Would you tell your parents your sleeping with the same sex?

    • Re: Would you tell your pearnts your sleeping with the same sex?

      I don't care if my mum and dad knows (they do) lol Each to their own and it does depend on what type of parents you have my mums quite liberal I havn't had to be punished for much cos I'm generally a good person so yh lol
      [SIZE=3]I am the Lady High Owner of the Universe.....AKA Lady flimslewipplekinklebottom the XII[/SIZE]
    • Re: Would you tell your pearnts your sleeping with the same sex?

      That's the way our Mom prefers it.

      My Mom is absolutely comfortable if my sister has sleepovers with girls, but she will be uppity angry and enraged if she was sleeping with guys.
      Nice guys talk because they have something to say; pick-up artists talk because they have to say something.
    • Re: Would you tell your pearnts your sleeping with the same sex?

      my parents know I'm gay...but my mother thinks I'm a total virgin. hehe, I could tell her stories that would make her skin crawl. I even had sex in her bed once. XD
      [SIZE=2]Gay and looking for a friend? Hell, any sexuality is welcome. PM ME FRIENDS VERY WELCOME! hehe[/SIZE]

      Reliving life as I should. :)
    • Re: Would you tell your pearnts your sleeping with the same sex?

      Lol i guess .. just to let you know im not gay .. but my sister is and she has only told me and i was wondering what advise you would give so i could give back. i love her loads and tbh i don't really know how my pearnts would react x
    • Re: Would you tell your pearnts your sleeping with the same sex?

      I don't really even tell my parents that I'm sleeping with people of the opposite sex. I tend to keep my sex life pretty private from my parents. They know I'm sexually active (I am on birth control after all), but it's kind of a "don't ask don't tell" police in our house.

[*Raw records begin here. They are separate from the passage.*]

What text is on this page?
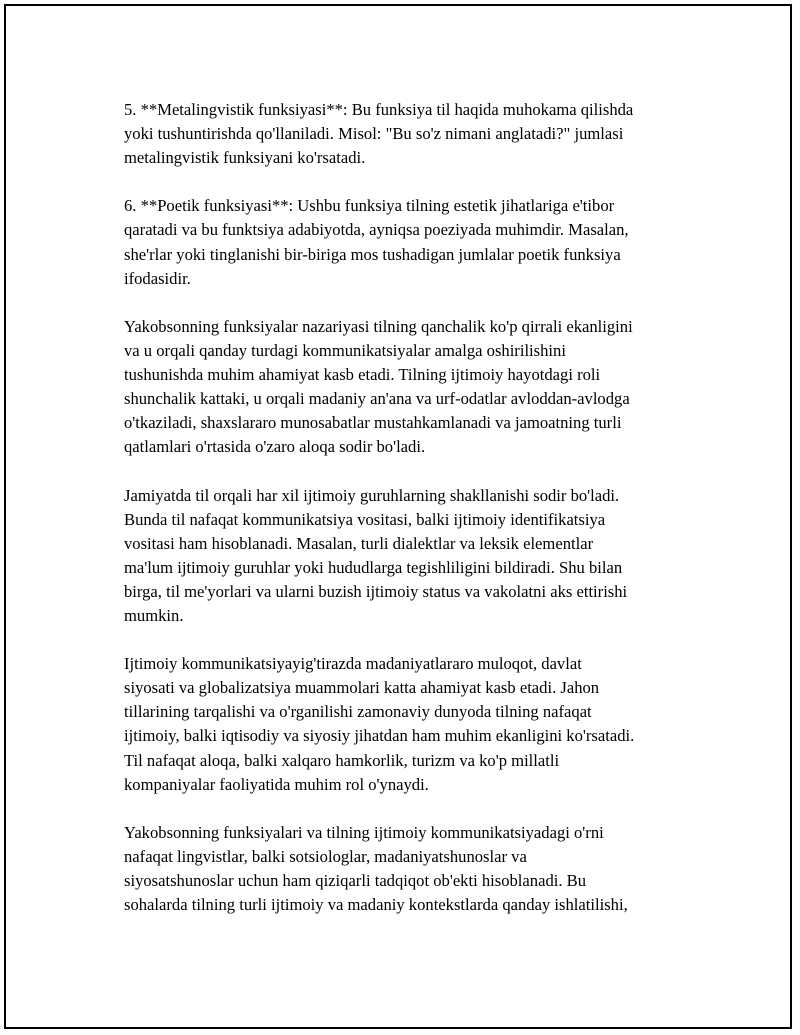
5. **Metalingvistik funksiyasi**: Bu funksiya til haqida muhokama qilishda
yoki tushuntirishda qo'llaniladi. Misol: "Bu so'z nimani anglatadi?" jumlasi
metalingvistik funksiyani ko'rsatadi.

6. **Poetik funksiyasi**: Ushbu funksiya tilning estetik jihatlariga e'tibor
qaratadi va bu funktsiya adabiyotda, ayniqsa poeziyada muhimdir. Masalan,
she'rlar yoki tinglanishi bir-biriga mos tushadigan jumlalar poetik funksiya
ifodasidir.

Yakobsonning funksiyalar nazariyasi tilning qanchalik ko'p qirrali ekanligini
va u orqali qanday turdagi kommunikatsiyalar amalga oshirilishini
tushunishda muhim ahamiyat kasb etadi. Tilning ijtimoiy hayotdagi roli
shunchalik kattaki, u orqali madaniy an'ana va urf-odatlar avloddan-avlodga
o'tkaziladi, shaxslararo munosabatlar mustahkamlanadi va jamoatning turli
qatlamlari o'rtasida o'zaro aloqa sodir bo'ladi.

Jamiyatda til orqali har xil ijtimoiy guruhlarning shakllanishi sodir bo'ladi.
Bunda til nafaqat kommunikatsiya vositasi, balki ijtimoiy identifikatsiya
vositasi ham hisoblanadi. Masalan, turli dialektlar va leksik elementlar
ma'lum ijtimoiy guruhlar yoki hududlarga tegishliligini bildiradi. Shu bilan
birga, til me'yorlari va ularni buzish ijtimoiy status va vakolatni aks ettirishi
mumkin.

Ijtimoiy kommunikatsiyayig'tirazda madaniyatlararo muloqot, davlat
siyosati va globalizatsiya muammolari katta ahamiyat kasb etadi. Jahon
tillarining tarqalishi va o'rganilishi zamonaviy dunyoda tilning nafaqat
ijtimoiy, balki iqtisodiy va siyosiy jihatdan ham muhim ekanligini ko'rsatadi.
Til nafaqat aloqa, balki xalqaro hamkorlik, turizm va ko'p millatli
kompaniyalar faoliyatida muhim rol o'ynaydi.

Yakobsonning funksiyalari va tilning ijtimoiy kommunikatsiyadagi o'rni
nafaqat lingvistlar, balki sotsiologlar, madaniyatshunoslar va
siyosatshunoslar uchun ham qiziqarli tadqiqot ob'ekti hisoblanadi. Bu
sohalarda tilning turli ijtimoiy va madaniy kontekstlarda qanday ishlatilishi,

      I've never had serious relationships with someone of the same sex, but if I did I probably wouldn't feel comfortable putting it out there for everyone, let alone my parents, to know. That's probably one of the reasons why I consider myself straight, and not bisexual.
    • Re: Would you tell your parents your sleeping with the same sex?

      A lot of parents really appreciate honesty. One of the main reasons it seems to me that parents are putt off and can get a bit over-bearing is because they worry about their kids and want to keep them safe. This worry comes from the parents feeling in-the-dark about what their kids are up to, so they just make crazy rules and have their hurt and worry come out as anger.

      It is my experience that most parents get much more open and understanding as their kids grow and mature as well (this is also probably due to the kids, in turn, being more open and understanding of their own parents).

      When talking to and confronting your parents, it's important to remember that they are people with feelings as well. Things you say can hurt and shock them, just like how our parents' words can do that to us. So many kids forget that sometimes our parents just get confused about who WE are. We get so wrapped up in feeling sorry for ourselves because our parents are being jerks that we fail to realize where our parents are coming from. A little understanding (from both parties) goes a long way.

      With you understanding your sister so much, having both of you sit down with your parents and explain what's up could be helpful. Having someone there who loves you gives a lot of strength, and I'm sure your sister will appreciate it tremendously. Staying calm and collected, and not acting angry or yelling will really help. If you both act mature when you tell your parents about this then they will be more likely to feel that it is a mature decision, and not a stupid little girl whim (which would probably be why they could act angry about it).

      I really hope it all works out, it's a terrible thing to feel like a part of your life that you cannot decide is causing trouble and heartache among the family. Feelling disliked for who you are is never a good thing, especially around family.